Rolling Updates

Why It Exists

Rolling updates are the default deployment strategy in Kubernetes and the most commonly used approach for zero-downtime deployments. The concept is simple: replace old pods with new pods one (or a few) at a time, verifying health at each step. No additional infrastructure is needed (unlike blue-green), no complex analysis pipeline (unlike canary), and the Kubernetes scheduler handles all the orchestration.

Rolling updates represent the pragmatic middle ground: safer than deploying all-at-once, simpler than canary, and cheaper than blue-green. For 80% of deployments at 80% of companies, rolling updates are the right choice.

Historical Context

Before container orchestrators, rolling updates were manual. A deployment engineer would SSH into server 1, stop the service, deploy the new code, start the service, verify it was healthy, then move to server 2. This was slow (hours), error-prone (typos, missed servers), and inconsistent (server 3 might get a slightly different config than server 1).

Kubernetes (2014+) automated this entirely. The Deployment controller watches for changes to the pod template and orchestrates the rollout according to the configured strategy. The engineer updates the desired state; Kubernetes handles the transition.

First Principles

The Rolling Update Contract

A rolling update guarantees:

Minimum availability: At least replicas - maxUnavailable pods are running at all times
Maximum parallelism: At most replicas + maxSurge pods exist simultaneously
Health gating: New pods must pass readiness probes before old pods are terminated
Ordering: Old pods are only terminated after new pods are confirmed ready

Available Pods \geq replicas - maxUnavailable

Total Pods \leq replicas + maxSurge

MaxSurge and MaxUnavailable

These two parameters control the rollout speed vs. resource usage trade-off:

Parameter	Meaning	Effect
maxSurge	Max extra pods above desired count	Higher = faster rollout, more resources
maxUnavailable	Max pods below desired count	Higher = faster rollout, reduced capacity

Both can be absolute numbers or percentages:

maxSurge: 25% with 10 replicas = up to 13 pods during rollout (ceiling of 10 * 1.25)
maxUnavailable: 25% with 10 replicas = at least 8 pods available (floor of 10 * 0.75)

Core Mechanics

Kubernetes Deployment Controller Internals

The Readiness Gate

The readiness probe is the critical safety mechanism. Without it, Kubernetes considers a pod "ready" as soon as the container starts - even if the application hasn't finished initializing.

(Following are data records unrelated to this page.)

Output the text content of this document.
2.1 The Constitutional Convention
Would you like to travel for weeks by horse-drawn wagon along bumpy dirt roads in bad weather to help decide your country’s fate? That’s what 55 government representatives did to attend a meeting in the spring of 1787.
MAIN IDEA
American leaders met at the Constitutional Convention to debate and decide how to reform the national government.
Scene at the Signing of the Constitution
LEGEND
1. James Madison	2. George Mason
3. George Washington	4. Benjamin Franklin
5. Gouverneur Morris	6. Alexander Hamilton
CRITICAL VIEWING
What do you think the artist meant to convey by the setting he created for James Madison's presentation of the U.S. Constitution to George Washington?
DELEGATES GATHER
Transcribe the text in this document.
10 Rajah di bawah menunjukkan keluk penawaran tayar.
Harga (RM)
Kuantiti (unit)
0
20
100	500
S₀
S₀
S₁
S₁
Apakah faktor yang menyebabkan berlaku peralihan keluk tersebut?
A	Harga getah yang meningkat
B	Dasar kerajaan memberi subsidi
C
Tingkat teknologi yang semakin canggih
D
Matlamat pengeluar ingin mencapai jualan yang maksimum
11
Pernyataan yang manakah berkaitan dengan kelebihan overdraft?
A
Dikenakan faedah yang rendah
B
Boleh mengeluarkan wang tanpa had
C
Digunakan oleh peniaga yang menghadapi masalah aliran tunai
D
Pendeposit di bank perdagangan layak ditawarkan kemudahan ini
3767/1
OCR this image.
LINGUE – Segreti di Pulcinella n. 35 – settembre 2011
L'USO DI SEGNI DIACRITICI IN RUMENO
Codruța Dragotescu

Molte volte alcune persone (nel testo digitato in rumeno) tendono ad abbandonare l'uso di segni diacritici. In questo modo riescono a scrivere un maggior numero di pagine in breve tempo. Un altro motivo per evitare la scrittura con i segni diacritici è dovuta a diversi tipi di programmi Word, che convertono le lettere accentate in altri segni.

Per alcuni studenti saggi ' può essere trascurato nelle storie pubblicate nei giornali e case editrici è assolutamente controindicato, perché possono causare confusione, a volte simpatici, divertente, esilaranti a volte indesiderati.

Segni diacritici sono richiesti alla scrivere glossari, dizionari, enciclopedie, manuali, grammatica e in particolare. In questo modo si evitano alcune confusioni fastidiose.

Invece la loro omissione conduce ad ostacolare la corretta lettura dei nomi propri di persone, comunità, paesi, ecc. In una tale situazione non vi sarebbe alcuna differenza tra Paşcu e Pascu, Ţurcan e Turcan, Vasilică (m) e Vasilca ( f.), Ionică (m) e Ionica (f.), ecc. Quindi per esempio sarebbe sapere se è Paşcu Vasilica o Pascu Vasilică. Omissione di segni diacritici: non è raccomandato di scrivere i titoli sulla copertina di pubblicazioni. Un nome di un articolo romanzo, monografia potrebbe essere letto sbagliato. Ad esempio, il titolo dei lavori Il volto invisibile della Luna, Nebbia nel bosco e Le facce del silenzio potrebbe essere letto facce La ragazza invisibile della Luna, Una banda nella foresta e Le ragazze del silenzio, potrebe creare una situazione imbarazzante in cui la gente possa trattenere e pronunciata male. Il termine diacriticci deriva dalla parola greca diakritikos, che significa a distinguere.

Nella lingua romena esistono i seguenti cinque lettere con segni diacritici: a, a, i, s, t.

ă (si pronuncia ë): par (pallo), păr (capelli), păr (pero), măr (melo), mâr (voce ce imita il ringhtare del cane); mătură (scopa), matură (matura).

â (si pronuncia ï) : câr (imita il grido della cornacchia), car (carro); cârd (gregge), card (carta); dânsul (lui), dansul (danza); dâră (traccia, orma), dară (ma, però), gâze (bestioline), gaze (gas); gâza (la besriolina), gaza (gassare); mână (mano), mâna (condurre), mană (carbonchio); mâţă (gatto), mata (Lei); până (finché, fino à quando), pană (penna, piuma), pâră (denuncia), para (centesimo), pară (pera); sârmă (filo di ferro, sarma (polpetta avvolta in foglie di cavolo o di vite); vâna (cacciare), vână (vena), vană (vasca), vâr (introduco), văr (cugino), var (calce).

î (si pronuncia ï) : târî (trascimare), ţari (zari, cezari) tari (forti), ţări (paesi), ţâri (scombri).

The Graceful Shutdown Sequence

When Kubernetes terminates a pod during a rolling update:

The preStop Hook Gap

There is a race condition between endpoint removal and SIGTERM delivery. Kubernetes sends SIGTERM and removes the pod from endpoints simultaneously. If the load balancer hasn't propagated the endpoint removal before the application stops accepting connections, requests will be routed to a pod that is shutting down.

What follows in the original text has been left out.